И пространство опять погрузилось в темноту.
Внезапно мои легкие наполнились воздухом, как будто меня вынули из безвоздушного пространства, и я снова могла дышать. Я сделала глубокий, самый полный вдох, почувствовала прилив кислорода, и меня захлестнула волна благодарности. Я назвала это глотком жизни.
Мои глаза распахнулись. Я лежала в больничной палате и понятия не имела, сколько времени прошло и что за это время проделали с моим телом. Вокруг меня собралась вся моя семья. Я попыталась заговорить:
– У… у меня, – пробормотала я, но так и не смогла выговорить больше ни слова.
– Что ты говоришь, деточка? – спросила мама.
Я снова попыталась заговорить и потеряла сознание.
Через несколько дней после операции врачи понемногу начали снижать дозы лекарств. Я то приходила в себя, то снова отключалась. Я бредила, сны мешались с реальностью. Однажды к моей постели подошел кудрявый мужчина и заговорил со мной. Я запомнила только его последнюю фразу: «Единственный путь – это путь шамана». И видение исчезло. В мое горло все еще была вставлена дыхательная трубка. Я шевелила губами и мысленно повторяла эти слова:
– Единственный путь – это путь шамана.
Мама рассказала, что, пока я была без сознания, она организовала настоящий молитвенный «штурм».
– Не знаю, какие у вас религиозные убеждения, – обратилась она к друзьям и знакомым, – но, если вы верите в силу молитвы, помолитесь за мою дочь.
Доктор Эбби каждый день молился за меня и попросил о том же своих родных и друзей из Шри-Ланки. Он клал горстку пепла между моими глазами и лбом. Очнувшись, я всегда знала, что он рядом.
На Филиппинах за мое исцеление молились друзья доктора Наувинс.
Даже в коме я слышала шепот тысяч молящихся за меня людей, наполненный любовью.
Моя болезнь стала тяжким испытанием не только для меня, но и для моих родных и всех, кто ухаживал за мной. Круглосуточное дежурство у моей постели выматывало эмоционально и физически. Одна из медсестер ухаживала за мной так, будто бы я была ее собственной дочерью.
Наконец я очнулась. На этот раз пробуждение мое было более осмысленным. Я медленно огляделась вокруг. Изо всех частей моего тела торчали трубки, вокруг кровати стояли капельницы. Я внимательно разглядывала лица родных. Родители, казалось, постарели лет на двадцать. Они по несколько дней не выходили из больницы. Мама, которая и так была миниатюрной, похудела и осунулась. Длинные волосы Кристел, обычно красиво струящиеся по спине, были кое-как собраны в хвост. Отец спал у моей постели на узком, неудобном стуле.

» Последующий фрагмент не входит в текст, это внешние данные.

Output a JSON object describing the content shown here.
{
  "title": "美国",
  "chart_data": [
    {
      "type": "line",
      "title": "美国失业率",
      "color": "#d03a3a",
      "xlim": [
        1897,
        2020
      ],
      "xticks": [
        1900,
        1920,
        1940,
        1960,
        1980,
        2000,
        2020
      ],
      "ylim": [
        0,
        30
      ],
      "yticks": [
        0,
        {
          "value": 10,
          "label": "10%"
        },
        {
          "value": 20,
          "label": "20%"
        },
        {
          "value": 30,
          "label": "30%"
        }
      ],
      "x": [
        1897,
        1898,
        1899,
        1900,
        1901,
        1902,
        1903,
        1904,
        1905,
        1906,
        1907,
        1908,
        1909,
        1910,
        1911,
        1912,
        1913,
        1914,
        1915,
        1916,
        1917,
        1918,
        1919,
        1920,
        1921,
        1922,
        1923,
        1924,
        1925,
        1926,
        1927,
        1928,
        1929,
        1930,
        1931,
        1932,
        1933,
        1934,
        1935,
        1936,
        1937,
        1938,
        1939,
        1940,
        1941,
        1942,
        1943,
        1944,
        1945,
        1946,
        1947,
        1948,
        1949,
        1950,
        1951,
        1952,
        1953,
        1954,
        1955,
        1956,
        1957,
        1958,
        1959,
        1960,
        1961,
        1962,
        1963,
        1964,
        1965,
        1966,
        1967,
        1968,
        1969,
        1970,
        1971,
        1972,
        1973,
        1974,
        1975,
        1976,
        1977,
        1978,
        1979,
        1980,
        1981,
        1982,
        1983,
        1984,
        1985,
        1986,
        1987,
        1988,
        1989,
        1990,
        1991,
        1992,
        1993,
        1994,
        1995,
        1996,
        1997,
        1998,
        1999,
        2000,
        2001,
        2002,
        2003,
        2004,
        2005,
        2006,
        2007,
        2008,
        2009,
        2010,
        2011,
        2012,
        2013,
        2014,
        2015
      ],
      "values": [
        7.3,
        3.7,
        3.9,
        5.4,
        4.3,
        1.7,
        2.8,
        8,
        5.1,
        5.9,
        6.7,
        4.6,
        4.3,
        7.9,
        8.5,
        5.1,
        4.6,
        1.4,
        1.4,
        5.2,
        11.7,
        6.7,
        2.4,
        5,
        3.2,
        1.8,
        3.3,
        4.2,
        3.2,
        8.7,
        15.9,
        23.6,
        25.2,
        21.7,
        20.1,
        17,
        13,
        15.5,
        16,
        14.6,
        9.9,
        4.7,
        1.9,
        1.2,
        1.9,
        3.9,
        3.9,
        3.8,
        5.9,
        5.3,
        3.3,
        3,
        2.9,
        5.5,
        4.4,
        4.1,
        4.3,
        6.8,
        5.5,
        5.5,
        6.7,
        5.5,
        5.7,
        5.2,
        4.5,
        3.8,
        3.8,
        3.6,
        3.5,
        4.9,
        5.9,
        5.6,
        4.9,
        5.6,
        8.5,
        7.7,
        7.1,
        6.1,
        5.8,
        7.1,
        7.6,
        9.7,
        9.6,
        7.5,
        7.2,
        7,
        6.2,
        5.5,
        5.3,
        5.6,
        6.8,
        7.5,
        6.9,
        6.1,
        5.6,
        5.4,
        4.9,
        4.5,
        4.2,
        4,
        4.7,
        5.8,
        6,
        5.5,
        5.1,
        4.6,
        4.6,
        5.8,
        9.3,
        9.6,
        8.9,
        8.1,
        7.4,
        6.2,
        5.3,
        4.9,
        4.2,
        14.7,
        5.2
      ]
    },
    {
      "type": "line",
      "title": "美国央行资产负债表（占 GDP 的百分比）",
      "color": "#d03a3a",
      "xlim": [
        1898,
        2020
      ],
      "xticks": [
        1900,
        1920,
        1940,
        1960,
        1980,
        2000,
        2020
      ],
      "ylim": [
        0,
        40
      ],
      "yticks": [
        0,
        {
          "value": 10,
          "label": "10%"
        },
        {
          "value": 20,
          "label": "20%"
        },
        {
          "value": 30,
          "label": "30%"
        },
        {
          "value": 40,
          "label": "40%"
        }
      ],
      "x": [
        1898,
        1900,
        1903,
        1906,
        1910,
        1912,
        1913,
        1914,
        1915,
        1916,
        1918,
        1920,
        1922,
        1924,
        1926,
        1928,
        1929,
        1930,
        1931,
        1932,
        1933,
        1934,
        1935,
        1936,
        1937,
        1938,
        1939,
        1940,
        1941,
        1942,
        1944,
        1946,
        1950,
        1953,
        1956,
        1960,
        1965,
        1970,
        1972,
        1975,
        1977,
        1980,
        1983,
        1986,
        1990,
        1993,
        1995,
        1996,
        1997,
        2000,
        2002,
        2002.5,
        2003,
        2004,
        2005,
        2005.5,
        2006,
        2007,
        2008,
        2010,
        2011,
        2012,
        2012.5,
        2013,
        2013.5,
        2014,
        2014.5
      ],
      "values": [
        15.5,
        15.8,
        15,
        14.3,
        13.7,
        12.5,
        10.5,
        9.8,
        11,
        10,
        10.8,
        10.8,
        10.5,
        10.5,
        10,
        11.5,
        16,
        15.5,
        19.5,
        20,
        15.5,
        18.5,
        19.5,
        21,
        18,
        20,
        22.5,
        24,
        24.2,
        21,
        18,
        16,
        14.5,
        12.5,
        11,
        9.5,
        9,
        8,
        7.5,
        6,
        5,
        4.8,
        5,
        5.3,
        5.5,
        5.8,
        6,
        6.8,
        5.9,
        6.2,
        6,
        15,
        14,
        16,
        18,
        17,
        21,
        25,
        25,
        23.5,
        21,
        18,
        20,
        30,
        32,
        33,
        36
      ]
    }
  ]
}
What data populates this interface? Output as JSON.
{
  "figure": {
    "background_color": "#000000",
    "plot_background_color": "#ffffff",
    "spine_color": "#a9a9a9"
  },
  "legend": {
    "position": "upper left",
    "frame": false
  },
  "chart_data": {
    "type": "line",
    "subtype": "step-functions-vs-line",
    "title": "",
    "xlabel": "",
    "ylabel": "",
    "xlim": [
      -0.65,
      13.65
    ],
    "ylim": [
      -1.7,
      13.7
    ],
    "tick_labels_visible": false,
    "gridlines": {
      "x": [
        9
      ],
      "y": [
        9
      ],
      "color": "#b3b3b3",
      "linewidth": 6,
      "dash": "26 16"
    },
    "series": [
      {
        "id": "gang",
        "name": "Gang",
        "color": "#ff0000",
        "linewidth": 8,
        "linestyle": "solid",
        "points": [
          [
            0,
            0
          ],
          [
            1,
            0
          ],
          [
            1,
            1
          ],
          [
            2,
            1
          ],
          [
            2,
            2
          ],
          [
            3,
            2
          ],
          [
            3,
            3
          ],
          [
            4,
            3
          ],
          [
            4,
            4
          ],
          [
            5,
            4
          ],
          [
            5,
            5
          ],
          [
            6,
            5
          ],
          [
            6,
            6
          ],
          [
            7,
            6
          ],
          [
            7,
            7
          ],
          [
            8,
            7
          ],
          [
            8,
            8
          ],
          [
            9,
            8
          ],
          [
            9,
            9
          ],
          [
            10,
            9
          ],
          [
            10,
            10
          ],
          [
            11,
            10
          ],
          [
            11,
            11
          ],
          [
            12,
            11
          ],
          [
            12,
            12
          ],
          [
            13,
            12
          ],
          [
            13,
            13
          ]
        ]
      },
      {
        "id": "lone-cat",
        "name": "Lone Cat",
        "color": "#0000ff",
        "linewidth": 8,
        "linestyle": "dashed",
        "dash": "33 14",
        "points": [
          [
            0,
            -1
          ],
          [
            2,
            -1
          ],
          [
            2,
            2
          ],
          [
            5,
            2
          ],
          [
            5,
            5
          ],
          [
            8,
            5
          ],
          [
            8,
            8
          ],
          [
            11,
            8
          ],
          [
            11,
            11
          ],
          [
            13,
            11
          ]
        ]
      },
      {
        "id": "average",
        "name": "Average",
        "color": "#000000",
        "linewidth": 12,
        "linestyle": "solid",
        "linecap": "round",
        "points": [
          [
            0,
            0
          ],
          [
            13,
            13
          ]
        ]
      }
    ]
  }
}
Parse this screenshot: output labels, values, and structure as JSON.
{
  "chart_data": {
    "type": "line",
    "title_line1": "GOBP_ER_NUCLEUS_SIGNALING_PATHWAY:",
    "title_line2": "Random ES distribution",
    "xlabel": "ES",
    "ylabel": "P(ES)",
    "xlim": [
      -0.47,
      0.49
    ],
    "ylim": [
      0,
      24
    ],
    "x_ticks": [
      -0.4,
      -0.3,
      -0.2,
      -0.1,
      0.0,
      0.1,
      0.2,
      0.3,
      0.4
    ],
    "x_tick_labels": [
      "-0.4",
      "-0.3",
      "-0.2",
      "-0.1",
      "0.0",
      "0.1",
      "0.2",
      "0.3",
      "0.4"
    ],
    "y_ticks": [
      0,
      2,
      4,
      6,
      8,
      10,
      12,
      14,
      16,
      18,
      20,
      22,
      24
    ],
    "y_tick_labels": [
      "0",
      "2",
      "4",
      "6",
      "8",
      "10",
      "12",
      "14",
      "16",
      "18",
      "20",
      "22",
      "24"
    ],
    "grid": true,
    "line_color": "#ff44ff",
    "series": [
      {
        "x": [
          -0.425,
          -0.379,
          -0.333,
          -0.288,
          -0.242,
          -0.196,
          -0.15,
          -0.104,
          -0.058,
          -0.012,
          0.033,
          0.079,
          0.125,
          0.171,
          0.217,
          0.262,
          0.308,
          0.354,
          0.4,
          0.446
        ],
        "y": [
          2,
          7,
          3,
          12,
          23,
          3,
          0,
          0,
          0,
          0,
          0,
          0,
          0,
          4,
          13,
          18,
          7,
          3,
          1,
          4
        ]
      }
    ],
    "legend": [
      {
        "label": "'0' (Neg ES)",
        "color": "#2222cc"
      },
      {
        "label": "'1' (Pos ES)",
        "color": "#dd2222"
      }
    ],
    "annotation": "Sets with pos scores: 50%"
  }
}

Мама и сестра ночевали в комнатке, где им разрешили временно поселиться. Еду готовили в пароварке.
Я осмотрелась вокруг. На стене висел один из моих рисунков. На столе стояли мои фотографии. Вся комната была уставлена цветами и свечами. Тихо играла музыка Дэйва Мэтьюса. Мама хотела, чтобы я поддерживала связь с землей. Она даже надела мое любимое ожерелье, с кулоном-снежинкой, которое подарила мне на шестнадцатый день рождения.
– Ни одна негативная мысль не проникнет в эту палату, – заявила мама. – Мы окружим Эми любовью и положительной энергией.
Мама понимала, какой уязвимой я была в тот момент. Любой всплеск горя и даже секундное упоминание о смерти могли открыть мне врата в этот мир.
В первый день, когда пришли тетя Дебби и бабушка, им хватило лишь беглого взгляда на аппараты и показатели в моей карточке, чтобы понять, что моя жизнь находится в опасности.
– О боже! – воскликнула Дебби. – Эми умирает!
Бабушка зарыдала в голос.
– Прекратите! – вскричала моя мама и выпроводила обеих в коридор. – Я запрещаю плакать в этой комнате! Всего одна, хотя бы малюсенькая негативная мысль – и она уйдет от нас!
Когда мои глаза наконец открылись снова, мама стояла рядом.
Я вновь попыталась заговорить. Мама протянула мне карандаш и листок бумаги.
Я медленно взяла карандаш и накарябала несколько слов. В нижней части бумажки я написала целое предложение настолько разборчиво, насколько смогла:
«У меня был выбор – и я выбрала жизнь».